Tuesday, June 7, 2011

Dark Chocolate Mousse

I recently had a cooking day with my friend Debe. Sadly, it was cut short because her daughter, Tessa, fell on the trampoline and broke her arm. We made Garlic Pulled Pork which was still slow-roasting when Debe rushed Tessa to the ER. That was the only thing that we'd started. We had planned to make collard greens with bacon and garlic to go with the pork and some Dark Chocolate Mousse too. I figured that after an evening spent in the ER with a child in pain, she was going to need some chocolate when she got home. So I decided to go ahead and make the mousse without her. After all, I had to stick around until either she or her husband got home because her son was there with me and my kids. He's too young to stay home alone. May as well make some awesome dessert, right?!

It turned out pretty perfect in my opinion.

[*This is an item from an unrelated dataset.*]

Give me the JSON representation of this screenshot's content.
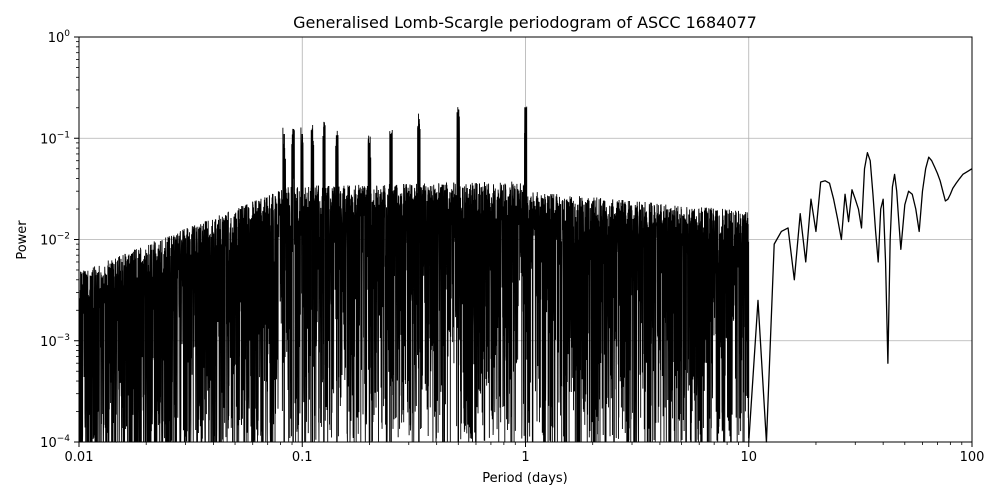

It's light and fluffy because it has both whipped egg whites and whipped cream folded into it. I used xylitol instead of sugar and it still turned out great. I used a Cook's Illustrated recipe and tweaked it to my own liking. The original recipe called for 1 tsp espresso and 1 Tbsp brandy. I'm not a fan of coffee in my chocolate and Debe didn't have any brandy, only dark rum, so I skipped those this time. I think the brandy would really enhance the flavor though. Next time I'll add it.

For everyone out there going "strictly primal," I think this would taste just as good, even a bit richer, if you left out the whipped cream.

Premium Dark Chocolate Mousse - serves 8

8 oz Premium Dark Chocolate 62-70% cacao - I used 70% Ghiradelli
3 Tbsp sugar or xylitol
2 Tbsp cocoa powder - preferably Dutch-processed
7 Tbsp water
3 large eggs, whites and yolks separated
1/8 tsp salt
1 c heavy cream

Melt chocolate, cocoa powder, 2 Tbsp sugar and water over boiling water or in microwave. Whisk until smooth.
Whisk egg yolks and 1 1/2 tsp sugar together. Whisk in chocolate mixture and brandy.
With electric mixer or stand mixer, beat egg whites and remaining 1 1/2 tsp sugar to stiff peaks. Fold 1/3 egg whites into chocolate mixture at a time.
Using same bowl and beater, beat heavy cream to stiff peaks. Fold in 1/2 at a time into chocolate mixture, making sure there are no white streaks remaining.
Spoon into individual serving dishes, cover with plastic and chill at least 2 hours or up to 24 hours.